Yuki (Meiko Kaji) est traquée par les hommes du gouvernement, puis capturée et condamnée à mort avant d'être libérée par un obscur groupuscule qui lui demande d'infiltrer l'entourage d'un professeur anarchiste, Tokunaga (Juzo Itami). Celui-ci est parfaitement conscient du fait que Yuki est supposée l'assassiner et lui raconte pourquoi le gouvernement traque les anarchistes.
Ce deuxième et dernier Lady Snowblood se démarque assez singulièrement du premier opus. Contrairement à l'autre manga de Koike adapté à l'époque, Lone Wolf and cub et sa monumentale ampleur en 26 tomes, Lady Snowblood était dès le départ une saga beaucoup plus courte composée uniquement de trois volumes, dont la quasi-totalité forme le premier film de Fujita. D’ou un second opus qui s'écarte narrativement de son prédécesseur, se concentrant sur l'emploi d'assassin de Yuki plus que sur ses objectifs personnels. On perd ainsi la structure en chapitres pour une certaine linéarité, tout comme les chansons de Meiko Kaji dont le manque se fait ici cruellement sentir - la nouvelle musique étant assez quelconque -. Le premier Lady Snowblood était à la fois cruel et touchant, politisé et exploitationniste, brutal et tendre ; le second se radicalise et offre un film dont la dimension politique très présente tend à éclipser les autres aspects caractérisant le personnage au départ. Ainsi, si on apprécie la prise de risques (parmi les sagas japonaises, il s'agit certainement du plus grand virage opéré, ce qui est d'autant plus surprenant qu'il est signé par le même cinéaste qui avait réalisé le premier film) il apparaît toutefois que l'équilibre qui aboutissait à la perfection de l'opus originel est ici rompu. Restent suffisamment de belles scènes (le lancer de sabre, la rencontre avec le docteur) dans lesquels Fujita confirme son talent de réalisateur.

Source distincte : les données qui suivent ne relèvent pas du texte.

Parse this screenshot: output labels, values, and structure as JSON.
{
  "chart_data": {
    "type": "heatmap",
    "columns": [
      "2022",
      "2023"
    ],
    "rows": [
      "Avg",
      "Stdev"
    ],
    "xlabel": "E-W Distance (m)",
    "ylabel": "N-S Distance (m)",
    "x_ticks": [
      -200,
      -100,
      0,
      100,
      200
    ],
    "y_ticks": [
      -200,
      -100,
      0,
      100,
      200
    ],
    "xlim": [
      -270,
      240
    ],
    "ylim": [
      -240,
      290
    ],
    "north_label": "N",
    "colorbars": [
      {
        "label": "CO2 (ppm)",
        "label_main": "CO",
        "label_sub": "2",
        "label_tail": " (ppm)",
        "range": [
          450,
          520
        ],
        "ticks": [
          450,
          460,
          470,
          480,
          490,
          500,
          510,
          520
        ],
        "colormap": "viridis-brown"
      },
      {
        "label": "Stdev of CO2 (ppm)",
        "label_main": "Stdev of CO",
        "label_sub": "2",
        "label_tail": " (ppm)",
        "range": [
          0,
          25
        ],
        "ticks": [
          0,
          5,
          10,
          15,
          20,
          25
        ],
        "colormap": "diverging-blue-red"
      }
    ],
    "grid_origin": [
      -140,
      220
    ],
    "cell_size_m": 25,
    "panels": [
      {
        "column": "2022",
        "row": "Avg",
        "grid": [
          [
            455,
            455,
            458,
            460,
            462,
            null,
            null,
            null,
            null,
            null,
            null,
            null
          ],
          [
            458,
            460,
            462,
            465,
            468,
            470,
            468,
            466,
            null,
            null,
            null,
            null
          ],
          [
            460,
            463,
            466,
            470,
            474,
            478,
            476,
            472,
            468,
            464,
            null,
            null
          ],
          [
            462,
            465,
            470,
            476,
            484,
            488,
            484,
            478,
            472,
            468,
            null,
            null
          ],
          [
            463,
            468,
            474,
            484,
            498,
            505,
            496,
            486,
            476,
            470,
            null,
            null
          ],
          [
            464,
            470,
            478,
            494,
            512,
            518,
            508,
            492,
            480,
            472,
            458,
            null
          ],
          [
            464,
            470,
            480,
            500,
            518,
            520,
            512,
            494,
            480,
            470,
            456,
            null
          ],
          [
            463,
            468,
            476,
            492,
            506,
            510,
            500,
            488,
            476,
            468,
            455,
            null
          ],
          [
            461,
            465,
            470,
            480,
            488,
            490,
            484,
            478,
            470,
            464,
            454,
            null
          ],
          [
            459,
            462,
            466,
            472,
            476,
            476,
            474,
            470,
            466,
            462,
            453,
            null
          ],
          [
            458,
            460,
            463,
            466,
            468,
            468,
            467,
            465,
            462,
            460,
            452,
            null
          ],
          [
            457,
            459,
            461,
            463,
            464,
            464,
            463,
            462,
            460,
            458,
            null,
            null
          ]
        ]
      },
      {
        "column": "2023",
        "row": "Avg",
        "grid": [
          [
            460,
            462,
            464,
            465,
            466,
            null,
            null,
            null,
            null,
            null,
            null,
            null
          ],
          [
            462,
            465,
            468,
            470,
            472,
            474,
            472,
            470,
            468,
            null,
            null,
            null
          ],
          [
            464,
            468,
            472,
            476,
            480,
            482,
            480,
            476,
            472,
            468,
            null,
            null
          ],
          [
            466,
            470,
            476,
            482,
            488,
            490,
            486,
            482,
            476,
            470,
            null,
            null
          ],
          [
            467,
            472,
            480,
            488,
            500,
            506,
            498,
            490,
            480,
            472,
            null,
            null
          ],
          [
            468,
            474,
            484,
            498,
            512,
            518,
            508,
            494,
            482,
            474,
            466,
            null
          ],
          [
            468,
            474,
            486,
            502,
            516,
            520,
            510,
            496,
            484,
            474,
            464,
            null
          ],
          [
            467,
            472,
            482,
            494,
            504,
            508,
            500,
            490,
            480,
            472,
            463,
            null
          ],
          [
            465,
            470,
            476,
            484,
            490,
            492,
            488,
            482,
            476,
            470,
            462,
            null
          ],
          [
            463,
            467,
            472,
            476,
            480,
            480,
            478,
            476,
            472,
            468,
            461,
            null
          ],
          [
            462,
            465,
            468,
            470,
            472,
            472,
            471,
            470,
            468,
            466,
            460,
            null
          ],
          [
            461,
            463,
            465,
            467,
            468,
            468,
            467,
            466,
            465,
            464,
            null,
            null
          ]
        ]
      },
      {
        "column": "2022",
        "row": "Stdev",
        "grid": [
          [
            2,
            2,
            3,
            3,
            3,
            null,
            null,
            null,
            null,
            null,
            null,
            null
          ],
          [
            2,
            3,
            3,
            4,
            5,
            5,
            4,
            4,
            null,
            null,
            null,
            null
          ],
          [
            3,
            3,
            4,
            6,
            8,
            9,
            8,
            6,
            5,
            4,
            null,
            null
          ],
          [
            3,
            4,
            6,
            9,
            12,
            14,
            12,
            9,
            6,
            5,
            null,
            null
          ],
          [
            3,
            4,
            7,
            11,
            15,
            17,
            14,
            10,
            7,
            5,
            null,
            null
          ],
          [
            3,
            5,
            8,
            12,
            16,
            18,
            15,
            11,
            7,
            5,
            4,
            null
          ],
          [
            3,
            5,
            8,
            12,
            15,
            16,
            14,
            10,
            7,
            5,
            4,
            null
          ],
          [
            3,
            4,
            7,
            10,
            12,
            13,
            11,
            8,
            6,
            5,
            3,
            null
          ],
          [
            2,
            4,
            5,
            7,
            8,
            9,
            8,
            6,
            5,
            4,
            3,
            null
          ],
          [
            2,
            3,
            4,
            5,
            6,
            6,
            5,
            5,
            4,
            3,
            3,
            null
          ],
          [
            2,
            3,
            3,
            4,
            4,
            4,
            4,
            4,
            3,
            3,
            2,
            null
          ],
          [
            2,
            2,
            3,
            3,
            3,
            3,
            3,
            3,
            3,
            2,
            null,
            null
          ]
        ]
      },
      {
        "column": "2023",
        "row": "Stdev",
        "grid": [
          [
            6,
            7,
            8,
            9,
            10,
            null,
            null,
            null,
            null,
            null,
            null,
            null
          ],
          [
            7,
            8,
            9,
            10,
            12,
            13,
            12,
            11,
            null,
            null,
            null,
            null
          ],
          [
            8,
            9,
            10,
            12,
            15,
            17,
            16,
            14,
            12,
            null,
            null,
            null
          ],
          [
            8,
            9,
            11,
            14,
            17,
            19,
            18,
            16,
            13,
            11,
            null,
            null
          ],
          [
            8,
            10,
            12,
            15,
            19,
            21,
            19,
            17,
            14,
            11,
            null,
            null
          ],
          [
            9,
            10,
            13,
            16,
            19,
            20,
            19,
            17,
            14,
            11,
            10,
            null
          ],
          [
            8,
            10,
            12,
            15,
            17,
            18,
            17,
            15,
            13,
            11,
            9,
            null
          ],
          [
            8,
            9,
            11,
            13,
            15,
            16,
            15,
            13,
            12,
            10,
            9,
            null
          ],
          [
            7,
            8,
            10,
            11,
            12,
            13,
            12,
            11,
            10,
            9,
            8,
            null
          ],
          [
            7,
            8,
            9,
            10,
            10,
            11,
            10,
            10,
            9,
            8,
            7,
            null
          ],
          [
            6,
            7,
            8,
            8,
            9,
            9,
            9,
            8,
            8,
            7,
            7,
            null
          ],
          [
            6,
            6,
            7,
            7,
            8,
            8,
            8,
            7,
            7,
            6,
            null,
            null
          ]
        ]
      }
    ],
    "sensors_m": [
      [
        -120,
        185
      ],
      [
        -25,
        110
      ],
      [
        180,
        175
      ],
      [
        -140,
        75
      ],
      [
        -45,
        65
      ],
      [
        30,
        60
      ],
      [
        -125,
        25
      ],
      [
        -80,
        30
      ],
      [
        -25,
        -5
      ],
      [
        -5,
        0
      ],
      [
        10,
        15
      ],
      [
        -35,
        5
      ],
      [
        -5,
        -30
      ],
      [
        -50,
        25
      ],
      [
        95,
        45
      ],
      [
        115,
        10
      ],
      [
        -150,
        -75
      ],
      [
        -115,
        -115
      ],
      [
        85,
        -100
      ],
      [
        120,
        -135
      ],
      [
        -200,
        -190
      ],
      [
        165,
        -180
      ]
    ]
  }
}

La première scène, dans laquelle un long travelling arrière accompagne une Yuki se débarrassant tranquillement d'une dizaine d'assaillants, est d'autant plus mémorable qu'elle restera le principal moment de brio visuel du film. Le reste du temps, on oscille entre artisanat inspiré et brouillon formel, avec notamment des combats très inférieurs à ceux des meilleurs Baby Cart. Un autre problème est qu'en abandonnant la galerie de méchants qui permettaient d'incarner divers facettes de l'opportunisme économique, Fujita n'est pas capable de fournir à son héroïne des antagonistes suffisamment intéressants ou charismatiques, et ce d'autant plus que les acteurs tendent à surjouer assez régulièrement. Bien plus captivante est l’interaction entre Yuki et les trois personnages rebelles : un professeur anarchisant (qui n'est pas sans rappeler les théoriciens que pouvait jouer Fernando Rey dans les western zapata italiens), sa femme et son ancien ami devenu ermite qui fut également l'amant de sa femme. En offrant plusieurs figures contestatrices distinctes, il permet de montrer tant leurs contradictions (ils se sont battus pour une femme alors qu'ils partagent un idéal libertaire, le professeur engage une sorte d'aide à domicile alors qu'il dit combattre les exploiteurs) que leurs différences de point de vue : là ou le professeur cherche à montrer une révolution, l'ermite compte s'en servir de l'argent pour rénover les quartiers les plus délabrés. L'absence de manichéisme dans leurs conflits donne une réelle complexité politique à un film d'exploitation dont le propos n'est pas moins concerné que celui de bien des films engagés.
Si ce développement très poussé du propos politique se fait parfois au détriment de l'action, il a aussi pour défaut de diminuer l’ambivalence de Yuki. Devenue ici héroïne des réprouvés et des laissés pour compte du système, elle se transforme en simple sabreuse sans véritable background personnel. Si Meiko Kaji reste toujours une des présences physiques les plus impressionnantes du cinéma nippon, on regrette les moments laissant entrevoir ses failles et ses tourments dans le premier opus, ce point étant en partie rattrapé par des scènes de torture des anarchistes non dénuées d'humanité. Lady Snowblood love song of vengeance reste l'un des films d'exploitation marxistes les plus réussis (ici, on a un très gros faible pour le Zatoichi : le justicier signé Satsuo Yamamoto et pour le délirant Elle s'appelait scorpion) faute de pouvoir rivaliser avec Lady Snowblood : Blizzard from the Netherworld.